Possible security hole in Linux/Apache Web servers
If you're running an Apache Web server on Linux with a control panel overlay to help you manage your hosting service, your server may have been infected with a "mystery malware" that exploits vulnerabilities in your customers use of QuickTime, Yahoo! Messenger, and Windows. To test if your Web server is affected, try to create a directory starting with a number:
mkdir 1
According to cPanel "This rootkit can be cleaned by booting the server into a safe environment and moving the previous binary back in place." I would recommend changing your root password and any user password with sudo access to a new strong password as well, before you move it out of the safe environment.
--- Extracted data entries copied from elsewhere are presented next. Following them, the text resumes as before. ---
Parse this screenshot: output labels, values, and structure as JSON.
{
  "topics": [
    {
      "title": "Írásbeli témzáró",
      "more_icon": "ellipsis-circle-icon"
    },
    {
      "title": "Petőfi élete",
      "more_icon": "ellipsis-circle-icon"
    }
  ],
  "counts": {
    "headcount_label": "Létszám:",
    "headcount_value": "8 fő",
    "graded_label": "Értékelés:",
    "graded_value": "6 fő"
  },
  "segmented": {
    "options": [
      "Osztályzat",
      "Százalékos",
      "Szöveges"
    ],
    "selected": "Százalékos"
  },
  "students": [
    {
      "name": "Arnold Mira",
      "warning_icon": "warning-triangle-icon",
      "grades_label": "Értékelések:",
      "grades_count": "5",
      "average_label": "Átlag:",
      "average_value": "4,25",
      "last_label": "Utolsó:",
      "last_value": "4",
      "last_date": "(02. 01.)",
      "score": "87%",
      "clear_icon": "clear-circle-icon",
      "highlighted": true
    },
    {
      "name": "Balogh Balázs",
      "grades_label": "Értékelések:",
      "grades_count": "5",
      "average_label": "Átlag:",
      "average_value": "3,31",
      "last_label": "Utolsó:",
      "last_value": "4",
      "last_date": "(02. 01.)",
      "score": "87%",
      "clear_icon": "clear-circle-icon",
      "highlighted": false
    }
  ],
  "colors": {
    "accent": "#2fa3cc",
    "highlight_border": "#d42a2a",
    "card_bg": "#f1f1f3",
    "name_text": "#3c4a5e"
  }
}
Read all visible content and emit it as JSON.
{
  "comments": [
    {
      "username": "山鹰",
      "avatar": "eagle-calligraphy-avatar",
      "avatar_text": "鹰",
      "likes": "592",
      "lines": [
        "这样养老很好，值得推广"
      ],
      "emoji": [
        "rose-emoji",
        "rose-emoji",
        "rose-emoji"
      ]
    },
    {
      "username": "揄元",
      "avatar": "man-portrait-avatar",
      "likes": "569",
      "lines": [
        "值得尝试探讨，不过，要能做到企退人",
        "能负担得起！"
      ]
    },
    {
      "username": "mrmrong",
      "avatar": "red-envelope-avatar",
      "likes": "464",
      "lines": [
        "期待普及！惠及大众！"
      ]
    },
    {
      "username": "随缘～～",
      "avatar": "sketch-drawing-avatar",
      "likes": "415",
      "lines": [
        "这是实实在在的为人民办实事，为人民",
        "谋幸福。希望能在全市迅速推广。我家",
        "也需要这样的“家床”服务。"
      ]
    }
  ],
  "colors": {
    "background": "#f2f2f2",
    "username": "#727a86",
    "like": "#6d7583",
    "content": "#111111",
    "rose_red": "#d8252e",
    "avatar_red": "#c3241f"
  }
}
According to Computer World, the earliest victims were people running Web servers on large hosting companies.
Comments
You say to test this by creating a directory with a name starting with a number — but you don’t say what the symptoms will be if the server’s infected. Will this crash the server? Fail to run? Give an error message? I’m not clear on how I’ll know if something’s wrong.
Jane: I’m not really sure what any of the answers to those questions are. I just posted the note with links to the relevant sites that set up the alert in the first place.
I am not a security expert, I’m a Web developer. I feel that security of Web servers is something that all Web developers should be concerned with, so I report things like this when I find them.
From what I could gather this is a hack into the root of your server - in and of itself this won’t do anything. But it gives the hacker complete access to all your files, data, Web site, anything on that server. They could then do anything they wanted using your machine, from running a spam-bot with your machine as a zombie to posting porn on your website to taking down your entire server network.